U.S. art collector Donald Stone is in Beijing with a part of his collection, including etchings by Picasso.(Photo provided to China Daily)
At 73, Donald Stone has been an avid collector for nearly six decades. His treasures vary from drawings and prints of Western masters, such as Raphael and Picasso, to Chinese antiquities from the Shang Dynasty (c.16th century-11th century BC). His assemblage is not built on family wealth but on his salary as a teacher.
Stone retired from the English department of Queens College at City University of New York in 2006. Soon after, he became a senior professor of English at Peking University.
Since then Stone has donated about 400 of his art assets to the Arthur M. Sackler Museum of Art and Archaeology at Peking University. Stone plans to give more of his collection to the same museum. Meanwhile, he is showing his donation of prints through 10 exhibitions there.
The ninth display, titled Gods and Heroes, is now on show: 55 original etchings and lithographs exemplifying how Western artists adopted classical tradition in creation. They include a complete set of French painter Jean Honore Fragonard's Bacchanals series and Georges Braque's six Theogony etchings.
Prints are as valuable for understanding an artist as other mediums, Stone says. The juxtaposed works of Picasso and Braque, both of whom played an important role in the development of cubism, for instance, illustrate how they went in different directions after eventually giving up cubism.
"Picasso discovered Roman classical art. He went through a period of painting his children and mistresses in a very classical Roman style," Stone says, "while Braque went back to the beginning of Western art, Greek mythology."

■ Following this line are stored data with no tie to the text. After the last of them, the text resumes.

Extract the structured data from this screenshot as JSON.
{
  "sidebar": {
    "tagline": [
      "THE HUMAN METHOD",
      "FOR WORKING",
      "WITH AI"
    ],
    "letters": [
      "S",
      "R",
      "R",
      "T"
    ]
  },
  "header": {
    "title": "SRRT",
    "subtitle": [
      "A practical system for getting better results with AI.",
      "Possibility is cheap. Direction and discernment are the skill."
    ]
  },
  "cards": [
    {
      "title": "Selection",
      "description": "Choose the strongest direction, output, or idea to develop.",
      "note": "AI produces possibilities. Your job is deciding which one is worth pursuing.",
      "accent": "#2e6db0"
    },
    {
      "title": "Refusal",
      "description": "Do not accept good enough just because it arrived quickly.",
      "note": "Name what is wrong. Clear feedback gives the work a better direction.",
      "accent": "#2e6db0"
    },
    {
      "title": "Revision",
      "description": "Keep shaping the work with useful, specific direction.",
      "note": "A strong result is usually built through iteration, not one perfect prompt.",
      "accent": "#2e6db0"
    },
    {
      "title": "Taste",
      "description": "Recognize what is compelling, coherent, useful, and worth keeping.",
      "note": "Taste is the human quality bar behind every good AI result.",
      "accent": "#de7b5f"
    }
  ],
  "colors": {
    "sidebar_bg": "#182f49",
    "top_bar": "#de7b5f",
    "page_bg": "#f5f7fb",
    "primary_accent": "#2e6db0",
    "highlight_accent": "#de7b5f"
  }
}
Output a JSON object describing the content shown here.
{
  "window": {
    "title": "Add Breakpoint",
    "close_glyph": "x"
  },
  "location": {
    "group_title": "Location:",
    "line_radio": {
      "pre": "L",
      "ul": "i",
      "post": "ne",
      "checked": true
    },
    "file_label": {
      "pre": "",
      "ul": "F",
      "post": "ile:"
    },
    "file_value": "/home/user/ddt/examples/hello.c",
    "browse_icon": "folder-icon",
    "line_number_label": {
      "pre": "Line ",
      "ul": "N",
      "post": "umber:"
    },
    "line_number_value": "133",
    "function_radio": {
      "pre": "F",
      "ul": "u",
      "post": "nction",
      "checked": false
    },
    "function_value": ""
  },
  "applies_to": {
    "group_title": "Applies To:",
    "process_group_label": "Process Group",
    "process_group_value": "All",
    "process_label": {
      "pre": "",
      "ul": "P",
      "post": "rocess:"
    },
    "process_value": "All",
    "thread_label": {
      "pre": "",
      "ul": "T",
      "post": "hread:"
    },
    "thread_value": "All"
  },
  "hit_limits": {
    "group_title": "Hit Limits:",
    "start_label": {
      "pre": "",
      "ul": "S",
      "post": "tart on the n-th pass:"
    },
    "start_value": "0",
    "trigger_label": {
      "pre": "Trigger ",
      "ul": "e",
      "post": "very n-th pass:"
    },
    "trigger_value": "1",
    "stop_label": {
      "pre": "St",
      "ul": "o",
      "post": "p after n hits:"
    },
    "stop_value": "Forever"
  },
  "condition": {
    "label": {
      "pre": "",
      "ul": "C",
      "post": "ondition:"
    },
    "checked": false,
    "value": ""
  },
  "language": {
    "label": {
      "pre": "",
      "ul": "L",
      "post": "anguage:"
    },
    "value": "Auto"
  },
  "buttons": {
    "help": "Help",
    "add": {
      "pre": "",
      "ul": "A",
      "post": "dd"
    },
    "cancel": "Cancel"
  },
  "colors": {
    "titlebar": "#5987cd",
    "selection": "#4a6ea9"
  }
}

Stone's passion for art was cultivated in his teens when he frequented museums and bought postcards at auctions.
He began collecting seriously some 40 years ago, when he was working on a book in London. He took a bus from where he lived to the library, getting off halfway to save half of the ticket price.
One day he passed by an art gallery window and saw a drawing of Giovanni Battista Tiepolo, an 18th-century Venetian painter. Out of curiosity he went in - and purchased the first item of his collection.